Bramham House Children’s Home, before it served the purpose of its title, was originally built as a family home in 1806. It ceased to be a family home when it was bought out by the West Riding County Council Children's Department in 1947, after settling the cost with the Ramsden family (the last residents) for £8000. 

Loads more at http://www.bramham.org.uk/bhouse.htm
Real good read

I enjoyed it here. Lots of stuff to see and well worth a visit

*Photos*



































































Enjoy


----------



## King Al (Feb 7, 2011)

Nice find Angelus, like the funky ceiling


----------



## Potter (Feb 8, 2011)

Looks kinda creepy in a cool way. 

Do I spy two radiograms?


----------



## nelly (Feb 8, 2011)

Nice shots, I like the illuminated sink and did you risk that flight of stairs???


----------



## DJ-Jamster (Feb 8, 2011)

Another building lost to mother nature ey?
Nice shots though


----------



## Angelus (Feb 8, 2011)

nelly1967 said:


> Nice shots, I like the illuminated sink and did you risk that flight of stairs???



Stiars are fine lol


----------



## skyeangel (Apr 23, 2011)

Angelus said:


> Stiars are fine lol



at one point this was a lovely place as i lived in it with my siblings its a shame to see it looking this bad


----------



## dizzydebs (Apr 24, 2011)

skyeangel said:


> at one point this was a lovely place as i lived in it with my siblings its a shame to see it looking this bad




You must feel so sad seeing the state of the once beautiful building, I still see the beauty. Have u got any pics of as it was?


----------



## klempner69 (Apr 24, 2011)

Good stuff and I too love that ceiling.


----------



## ninjastyle (May 10, 2011)

man this place is getting more and more trashed. did you manage to find the boiler room? theres some cool stuff in there.


----------



## V70 (May 11, 2011)

Pretty trashed now but interesting all the same. Nice to hear from a former resident too. Sounds like this was one of the better kids homes with good memories for those who stayed there.


----------



## Senga (May 15, 2011)

I followed your link; quite a history to this place; and thanks - I always love knowing the background stories. 

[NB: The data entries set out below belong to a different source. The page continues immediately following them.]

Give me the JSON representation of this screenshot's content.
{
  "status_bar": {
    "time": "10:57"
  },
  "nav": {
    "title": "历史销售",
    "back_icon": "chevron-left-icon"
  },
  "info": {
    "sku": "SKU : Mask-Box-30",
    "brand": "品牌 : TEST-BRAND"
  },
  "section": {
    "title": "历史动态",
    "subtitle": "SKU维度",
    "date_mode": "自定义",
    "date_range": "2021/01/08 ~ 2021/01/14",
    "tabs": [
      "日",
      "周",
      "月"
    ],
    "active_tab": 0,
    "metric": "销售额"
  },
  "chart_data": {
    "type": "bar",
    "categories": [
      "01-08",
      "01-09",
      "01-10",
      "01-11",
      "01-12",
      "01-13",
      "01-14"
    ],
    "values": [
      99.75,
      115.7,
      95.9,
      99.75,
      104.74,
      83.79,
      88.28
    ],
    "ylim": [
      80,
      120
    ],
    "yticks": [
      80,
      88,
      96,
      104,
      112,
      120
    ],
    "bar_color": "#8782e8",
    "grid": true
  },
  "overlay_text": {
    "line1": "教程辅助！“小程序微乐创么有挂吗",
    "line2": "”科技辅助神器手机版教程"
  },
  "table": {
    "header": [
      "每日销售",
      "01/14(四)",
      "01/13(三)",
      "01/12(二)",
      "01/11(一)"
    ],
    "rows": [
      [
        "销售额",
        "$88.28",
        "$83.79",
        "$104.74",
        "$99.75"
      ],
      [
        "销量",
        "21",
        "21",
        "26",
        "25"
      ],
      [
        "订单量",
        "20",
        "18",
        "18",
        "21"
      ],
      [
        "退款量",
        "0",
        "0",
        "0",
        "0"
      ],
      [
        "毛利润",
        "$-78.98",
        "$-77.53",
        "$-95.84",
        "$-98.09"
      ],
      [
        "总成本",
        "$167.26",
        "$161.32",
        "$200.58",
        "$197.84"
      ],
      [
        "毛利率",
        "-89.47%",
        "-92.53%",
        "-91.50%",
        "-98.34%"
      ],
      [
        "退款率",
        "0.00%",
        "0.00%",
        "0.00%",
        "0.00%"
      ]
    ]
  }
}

Looks as it's been stripped, also; the article described wood-paneled walls, mahogany doors with brass fittings, etc.


----------



## Snips86x (May 15, 2011)

Nice image of the old sewing machine!


----------



## ninjastyle (May 15, 2011)

Senga said:


> I followed your link; quite a history to this place; and thanks - I always love knowing the background stories.
> 
> Looks as it's been stripped, also; the article described wood-paneled walls, mahogany doors with brass fittings, etc.


there was a big room with panel walls last time i went, think it was the one with the skylight and the coloured ceiling.


----------